Ela, que até então estivera muda, cantou. Cantou e ouviu o som doce da própria voz. Viu que cantar era bom. Quanto mais cantava, mais coisa tinha para cantar. Mais seu peito se tornava um lugar de alegrias. Cantava e ouvia outras pessoas cantando. E o canto delas era tão parecido com o seu. E isso lhe acalentava, dava aquela sensação boa de que não estava só no mundo. Se soubesse, tinha cantado há mais tempo.

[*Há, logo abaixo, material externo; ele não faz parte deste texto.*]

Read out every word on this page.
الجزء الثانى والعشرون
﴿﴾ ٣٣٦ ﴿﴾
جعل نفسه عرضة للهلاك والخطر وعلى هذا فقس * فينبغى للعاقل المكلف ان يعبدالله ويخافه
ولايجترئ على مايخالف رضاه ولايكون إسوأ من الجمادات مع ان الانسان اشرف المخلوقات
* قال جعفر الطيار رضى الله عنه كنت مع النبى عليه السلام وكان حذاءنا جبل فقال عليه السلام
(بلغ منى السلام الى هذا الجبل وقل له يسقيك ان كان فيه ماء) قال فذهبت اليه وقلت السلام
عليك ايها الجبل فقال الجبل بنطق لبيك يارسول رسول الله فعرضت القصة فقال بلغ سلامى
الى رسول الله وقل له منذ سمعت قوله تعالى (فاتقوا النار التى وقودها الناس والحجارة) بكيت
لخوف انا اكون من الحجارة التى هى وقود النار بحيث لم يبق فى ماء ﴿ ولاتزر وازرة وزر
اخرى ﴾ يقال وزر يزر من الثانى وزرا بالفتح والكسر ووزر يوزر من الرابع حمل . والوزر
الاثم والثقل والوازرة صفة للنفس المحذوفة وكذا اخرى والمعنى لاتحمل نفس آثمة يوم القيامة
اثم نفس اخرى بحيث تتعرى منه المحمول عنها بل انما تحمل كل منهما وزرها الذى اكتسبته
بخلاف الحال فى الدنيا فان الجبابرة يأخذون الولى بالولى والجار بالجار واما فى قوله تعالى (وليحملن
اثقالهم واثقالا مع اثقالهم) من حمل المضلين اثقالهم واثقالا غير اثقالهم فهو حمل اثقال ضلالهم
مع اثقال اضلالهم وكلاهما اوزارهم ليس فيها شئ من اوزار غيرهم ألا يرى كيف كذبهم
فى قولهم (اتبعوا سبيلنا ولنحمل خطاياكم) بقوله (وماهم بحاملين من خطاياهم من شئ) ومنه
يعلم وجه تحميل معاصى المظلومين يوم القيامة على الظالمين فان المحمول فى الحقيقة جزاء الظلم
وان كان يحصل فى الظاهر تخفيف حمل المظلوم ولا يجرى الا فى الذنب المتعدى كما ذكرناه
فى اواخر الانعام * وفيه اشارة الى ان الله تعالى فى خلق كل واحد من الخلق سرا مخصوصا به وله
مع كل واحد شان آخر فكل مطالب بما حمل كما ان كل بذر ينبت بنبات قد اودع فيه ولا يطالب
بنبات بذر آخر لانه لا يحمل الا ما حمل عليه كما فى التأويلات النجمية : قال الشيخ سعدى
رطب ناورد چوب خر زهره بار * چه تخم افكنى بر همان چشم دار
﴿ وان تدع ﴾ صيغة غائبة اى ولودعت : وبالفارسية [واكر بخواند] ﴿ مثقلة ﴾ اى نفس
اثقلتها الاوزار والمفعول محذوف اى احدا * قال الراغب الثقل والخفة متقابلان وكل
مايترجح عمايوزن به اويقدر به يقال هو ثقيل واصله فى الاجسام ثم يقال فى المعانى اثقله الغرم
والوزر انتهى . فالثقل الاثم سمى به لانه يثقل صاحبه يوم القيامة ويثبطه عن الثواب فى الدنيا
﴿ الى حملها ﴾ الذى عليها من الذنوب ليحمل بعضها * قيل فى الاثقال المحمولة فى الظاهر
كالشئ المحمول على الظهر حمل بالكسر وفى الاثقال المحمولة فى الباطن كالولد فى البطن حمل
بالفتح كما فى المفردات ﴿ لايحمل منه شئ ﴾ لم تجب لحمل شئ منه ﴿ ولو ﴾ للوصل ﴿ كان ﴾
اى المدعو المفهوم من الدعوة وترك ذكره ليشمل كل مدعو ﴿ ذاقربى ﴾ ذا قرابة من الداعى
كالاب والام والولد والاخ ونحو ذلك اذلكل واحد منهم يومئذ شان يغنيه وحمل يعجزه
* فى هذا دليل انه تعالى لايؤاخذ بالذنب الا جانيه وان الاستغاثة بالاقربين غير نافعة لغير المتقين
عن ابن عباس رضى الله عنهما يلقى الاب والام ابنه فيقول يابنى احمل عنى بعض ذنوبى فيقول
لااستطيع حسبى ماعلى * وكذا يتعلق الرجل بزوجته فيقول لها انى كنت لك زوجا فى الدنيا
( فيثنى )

Teve um dia que só cantar não bastou. Precisou gritar. É que a dor tinha se tornado lancinante. Cantar já não esvaziava o peito. Gritou a plenos pulmões. Gritou a dor que sentia há tanto tempo e que só agora teve peito e garganta pra gritar. Gritou porque achava que outras pessoas iam ouvir seu grito e outros gritos se juntariam aos seus. Gritou porque pensou que havia muitos gritos contidos por aí e que quando a ouvissem gritar iriam entender e um dia teriam a coragem mesma de gritar também.

Gritou na esperança de acabar com a dor. Em vão. Gritou e ouviu “não grite”. “Você está fazendo muito barulho”. “Você exagerou no grito”. “Você expôs muita gente com seu grito”. “Não queremos ouvir o que você tem para gritar”. “Não acreditamos no seu grito. Nem na sua dor”.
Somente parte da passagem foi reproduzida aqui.